The Eagle Nebula redux


The European Space Agency (ESA) has released new images of the Eagle Nebula, which is located some 6,500 light-years away in the constellation of Serpens.



The nebula contains a young hot star cluster – known as NGC6611 – that is visible with modest back-garden telescopes. It sculpts and illuminates the surrounding gas and dust, resulting in a huge hollowed-out cavity and pillars, each several light-years long.

The original Hubble image of the nebula, dubbed “Pillars of Creation,” was captured in 1995 and hinted of new stars being born within the pillars, deeply inside small clumps known as ‘evaporating gaseous globules’ or EGGs.

Because of obscuring dust, Hubble’s visible light picture was unable to see inside and prove that young stars were indeed forming.



Fortunately, the ESA Herschel Space Observatory’s new image shows the pillars and the wide field of gas and dust around them.

Captured in far-infrared wavelengths, the image allows astronomers to peer inside the pillars and structures in the region. In parallel, a new multi-energy X-ray image from ESA’s XMM-Newton telescope shows the hot young stars responsible for carving the pillars.

In visible wavelengths, the nebula shines primarily due to reflected starlight and hot gas filling the giant cavity, covering the surfaces of the pillars and other dusty structures. At near-infrared wavelengths, the dust becomes almost transparent and the pillars practically vanish.

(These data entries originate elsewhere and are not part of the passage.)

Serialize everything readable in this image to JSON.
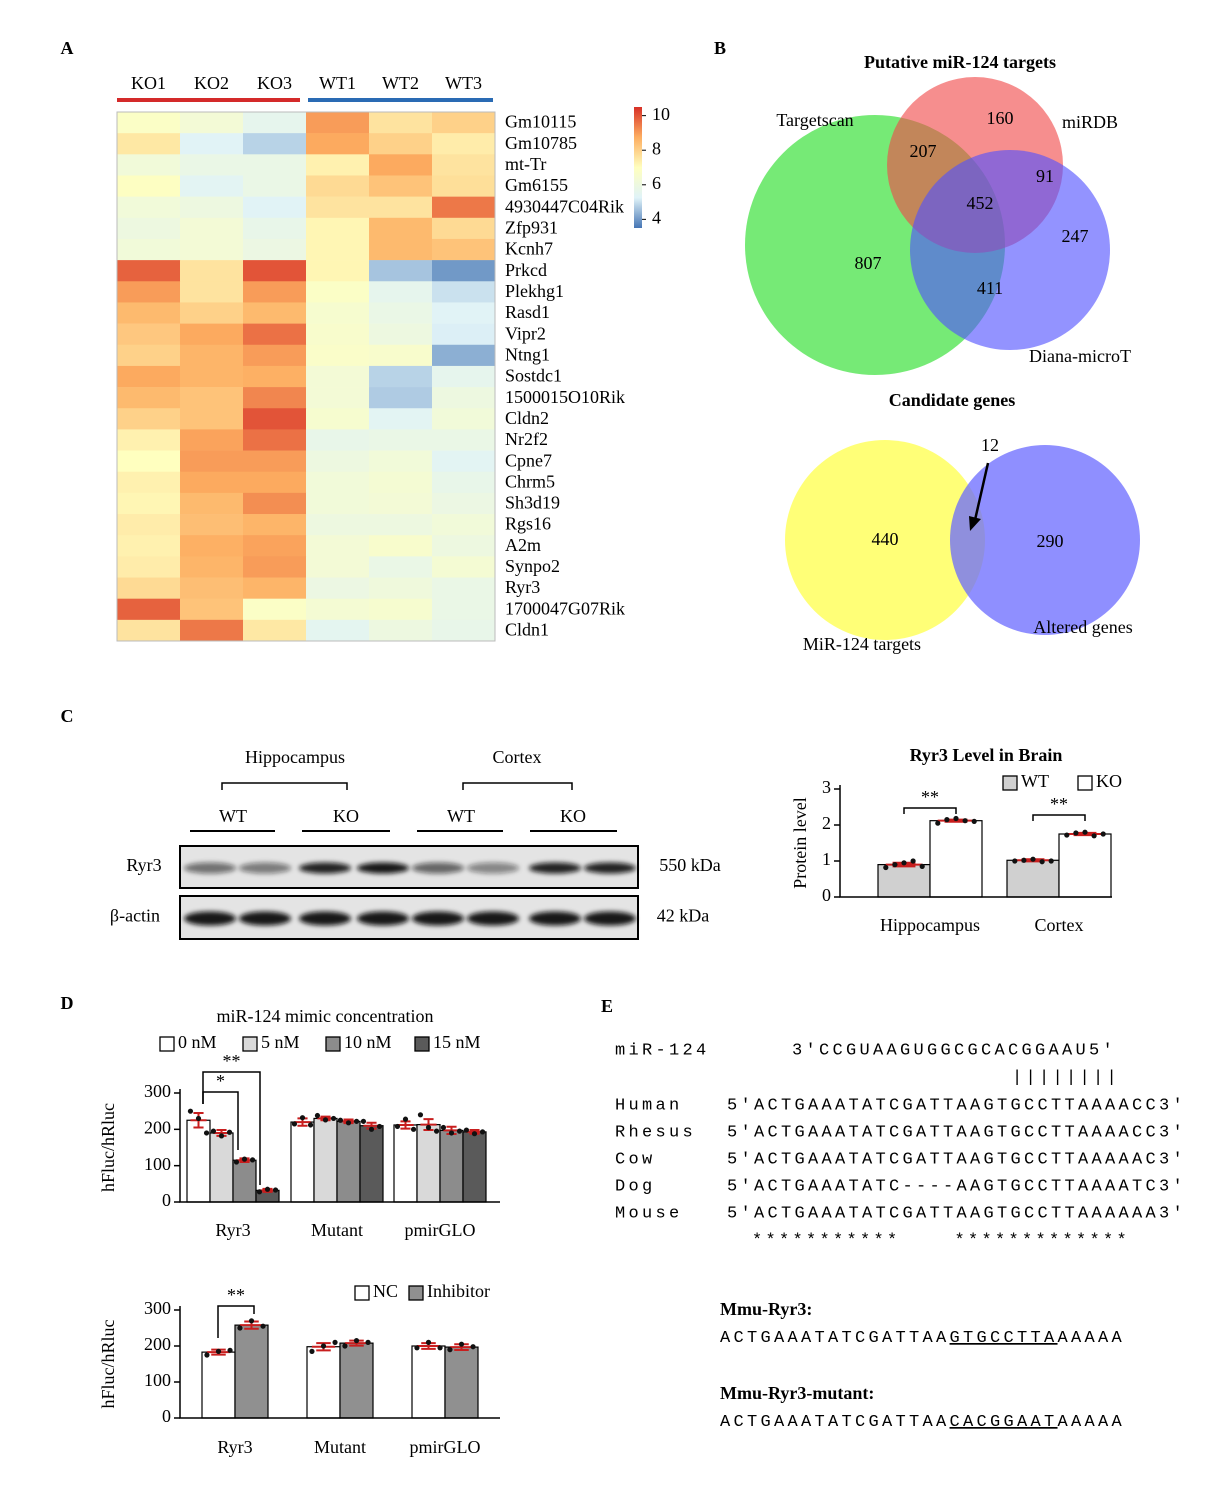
{
  "panel_labels": [
    "A",
    "B",
    "C",
    "D",
    "E"
  ],
  "chart_data": [
    {
      "type": "heatmap",
      "columns": [
        "KO1",
        "KO2",
        "KO3",
        "WT1",
        "WT2",
        "WT3"
      ],
      "rows": [
        "Gm10115",
        "Gm10785",
        "mt-Tr",
        "Gm6155",
        "4930447C04Rik",
        "Zfp931",
        "Kcnh7",
        "Prkcd",
        "Plekhg1",
        "Rasd1",
        "Vipr2",
        "Ntng1",
        "Sostdc1",
        "1500015O10Rik",
        "Cldn2",
        "Nr2f2",
        "Cpne7",
        "Chrm5",
        "Sh3d19",
        "Rgs16",
        "A2m",
        "Synpo2",
        "Ryr3",
        "1700047G07Rik",
        "Cldn1"
      ],
      "values": [
        [
          6.8,
          6.3,
          5.6,
          9.0,
          7.6,
          8.0
        ],
        [
          7.5,
          5.3,
          4.8,
          8.8,
          8.0,
          7.4
        ],
        [
          6.2,
          5.8,
          5.8,
          7.3,
          8.8,
          7.6
        ],
        [
          6.9,
          5.4,
          5.8,
          7.8,
          8.3,
          7.7
        ],
        [
          6.2,
          6.0,
          5.3,
          7.6,
          7.6,
          9.5
        ],
        [
          6.0,
          6.3,
          5.7,
          7.2,
          8.5,
          7.8
        ],
        [
          6.2,
          6.3,
          5.9,
          7.2,
          8.5,
          8.3
        ],
        [
          9.8,
          7.6,
          10.0,
          7.2,
          4.6,
          4.0
        ],
        [
          9.0,
          7.6,
          9.0,
          6.8,
          5.6,
          5.0
        ],
        [
          8.5,
          8.0,
          8.5,
          6.5,
          5.8,
          5.3
        ],
        [
          8.2,
          8.8,
          9.6,
          6.6,
          6.0,
          5.2
        ],
        [
          8.0,
          8.6,
          9.0,
          6.7,
          6.6,
          4.3
        ],
        [
          8.8,
          8.6,
          8.7,
          6.3,
          4.8,
          5.6
        ],
        [
          8.5,
          8.3,
          9.3,
          6.3,
          4.7,
          6.0
        ],
        [
          8.0,
          8.3,
          10.0,
          6.5,
          5.4,
          6.2
        ],
        [
          7.3,
          8.9,
          9.6,
          5.7,
          5.8,
          5.8
        ],
        [
          7.0,
          9.0,
          9.0,
          6.0,
          6.2,
          5.4
        ],
        [
          7.3,
          8.8,
          8.8,
          6.2,
          6.4,
          5.7
        ],
        [
          7.2,
          8.5,
          9.2,
          6.2,
          6.3,
          5.9
        ],
        [
          7.4,
          8.4,
          8.6,
          6.0,
          6.0,
          6.2
        ],
        [
          7.3,
          8.7,
          8.9,
          6.3,
          6.6,
          6.0
        ],
        [
          7.4,
          8.6,
          9.0,
          6.3,
          5.8,
          6.4
        ],
        [
          7.8,
          8.4,
          8.6,
          5.9,
          6.1,
          5.8
        ],
        [
          9.8,
          8.3,
          6.8,
          6.4,
          6.5,
          5.8
        ],
        [
          7.6,
          9.5,
          7.5,
          5.5,
          6.0,
          5.7
        ]
      ],
      "colormap": [
        "#4575b4",
        "#e0f3f8",
        "#ffffbf",
        "#fdae61",
        "#d73027"
      ],
      "clim": [
        3.5,
        10.5
      ],
      "colorbar_ticks": [
        4,
        6,
        8,
        10
      ]
    },
    {
      "type": "bar",
      "title": "Ryr3 Level in Brain",
      "ylabel": "Protein level",
      "categories": [
        "Hippocampus",
        "Cortex"
      ],
      "series": [
        {
          "name": "WT",
          "color": "#d0d0d0",
          "values": [
            0.9,
            1.02
          ],
          "errors": [
            0.05,
            0.03
          ],
          "points": [
            [
              0.82,
              0.9,
              0.95,
              1.0,
              0.85
            ],
            [
              1.0,
              1.02,
              1.05,
              0.98,
              1.0
            ]
          ]
        },
        {
          "name": "KO",
          "color": "#ffffff",
          "values": [
            2.12,
            1.75
          ],
          "errors": [
            0.03,
            0.03
          ],
          "points": [
            [
              2.05,
              2.15,
              2.18,
              2.12,
              2.1
            ],
            [
              1.72,
              1.78,
              1.8,
              1.7,
              1.75
            ]
          ]
        }
      ],
      "ylim": [
        0,
        3
      ],
      "yticks": [
        0,
        1,
        2,
        3
      ],
      "annotations": [
        "**",
        "**"
      ]
    },
    {
      "type": "bar",
      "title": "miR-124 mimic concentration",
      "ylabel": "hFluc/hRluc",
      "categories": [
        "Ryr3",
        "Mutant",
        "pmirGLO"
      ],
      "series": [
        {
          "name": "0 nM",
          "color": "#ffffff",
          "values": [
            225,
            220,
            212
          ],
          "errors": [
            20,
            10,
            10
          ],
          "points": [
            [
              250,
              230,
              190
            ],
            [
              215,
              232,
              212
            ],
            [
              208,
              228,
              200
            ]
          ]
        },
        {
          "name": "5 nM",
          "color": "#d9d9d9",
          "values": [
            190,
            230,
            213
          ],
          "errors": [
            8,
            5,
            15
          ],
          "points": [
            [
              195,
              182,
              192
            ],
            [
              238,
              226,
              230
            ],
            [
              240,
              205,
              195
            ]
          ]
        },
        {
          "name": "10 nM",
          "color": "#8c8c8c",
          "values": [
            115,
            222,
            197
          ],
          "errors": [
            5,
            5,
            10
          ],
          "points": [
            [
              110,
              118,
              116
            ],
            [
              225,
              218,
              222
            ],
            [
              205,
              190,
              195
            ]
          ]
        },
        {
          "name": "15 nM",
          "color": "#5a5a5a",
          "values": [
            32,
            210,
            193
          ],
          "errors": [
            4,
            8,
            5
          ],
          "points": [
            [
              28,
              35,
              33
            ],
            [
              222,
              200,
              208
            ],
            [
              198,
              188,
              193
            ]
          ]
        }
      ],
      "ylim": [
        0,
        300
      ],
      "yticks": [
        0,
        100,
        200,
        300
      ],
      "annotations": [
        "*",
        "**"
      ]
    },
    {
      "type": "bar",
      "ylabel": "hFluc/hRluc",
      "categories": [
        "Ryr3",
        "Mutant",
        "pmirGLO"
      ],
      "series": [
        {
          "name": "NC",
          "color": "#ffffff",
          "values": [
            183,
            198,
            200
          ],
          "errors": [
            7,
            10,
            8
          ],
          "points": [
            [
              175,
              185,
              188
            ],
            [
              185,
              200,
              210
            ],
            [
              195,
              210,
              195
            ]
          ]
        },
        {
          "name": "Inhibitor",
          "color": "#909090",
          "values": [
            258,
            208,
            197
          ],
          "errors": [
            10,
            7,
            8
          ],
          "points": [
            [
              250,
              270,
              255
            ],
            [
              200,
              215,
              210
            ],
            [
              190,
              205,
              198
            ]
          ]
        }
      ],
      "ylim": [
        0,
        300
      ],
      "yticks": [
        0,
        100,
        200,
        300
      ],
      "annotations": [
        "**"
      ]
    }
  ],
  "venn": [
    {
      "title": "Putative miR-124 targets",
      "sets": [
        {
          "name": "Targetscan",
          "color": "#22dd22"
        },
        {
          "name": "miRDB",
          "color": "#f04848"
        },
        {
          "name": "Diana-microT",
          "color": "#5050ff"
        }
      ],
      "regions": [
        "160",
        "207",
        "452",
        "91",
        "807",
        "411",
        "247"
      ]
    },
    {
      "title": "Candidate genes",
      "sets": [
        {
          "name": "MiR-124 targets",
          "color": "#ffff55"
        },
        {
          "name": "Altered genes",
          "color": "#6a6aff"
        }
      ],
      "regions": [
        "440",
        "290",
        "12"
      ]
    }
  ],
  "blot": {
    "regions": [
      "Hippocampus",
      "Cortex"
    ],
    "groups": [
      "WT",
      "KO",
      "WT",
      "KO"
    ],
    "proteins": [
      "Ryr3",
      "β-actin"
    ],
    "sizes": [
      "550 kDa",
      "42 kDa"
    ]
  },
  "alignment": {
    "mirna": {
      "name": "miR-124",
      "sequence": "3′CCGUAAGUGGCGCACGGAAU5′"
    },
    "pairing": "||||||||",
    "species": [
      {
        "name": "Human",
        "sequence": "5′ACTGAAATATCGATTAAGTGCCTTAAAACC3′"
      },
      {
        "name": "Rhesus",
        "sequence": "5′ACTGAAATATCGATTAAGTGCCTTAAAACC3′"
      },
      {
        "name": "Cow",
        "sequence": "5′ACTGAAATATCGATTAAGTGCCTTAAAAAC3′"
      },
      {
        "name": "Dog",
        "sequence": "5′ACTGAAATATC----AAGTGCCTTAAAATC3′"
      },
      {
        "name": "Mouse",
        "sequence": "5′ACTGAAATATCGATTAAGTGCCTTAAAAAA3′"
      }
    ],
    "conservation": "***********    *************"
  },
  "constructs": [
    {
      "name": "Mmu-Ryr3:",
      "sequence": [
        "ACTGAAATATCGATTAA",
        "GTGCCTTA",
        "AAAAA"
      ]
    },
    {
      "name": "Mmu-Ryr3-mutant:",
      "sequence": [
        "ACTGAAATATCGATTAA",
        "CACGGAAT",
        "AAAAA"
      ]
    }
  ]
}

In far-infrared, Herschel detects the cold dust and the pillars reappear, this time glowing in their own light. Intricate tendrils of dust and gas shine, providing astronomers with clues about how it interacts with strong ultraviolet light from the hot stars observed by XMM-Newton.

Previous mid-infrared images, along with the new XMM-Newton data, are leading astronomers to suspect that one of the massive, hot stars in NGC6611 may have exploded in a supernova approximately 6,000 years ago –  emitting a powerful shockwave that destroyed the pillars.

However, because of the distance of the Eagle Nebula, astronomers on Earth won’t observe the event for at least several hundred years.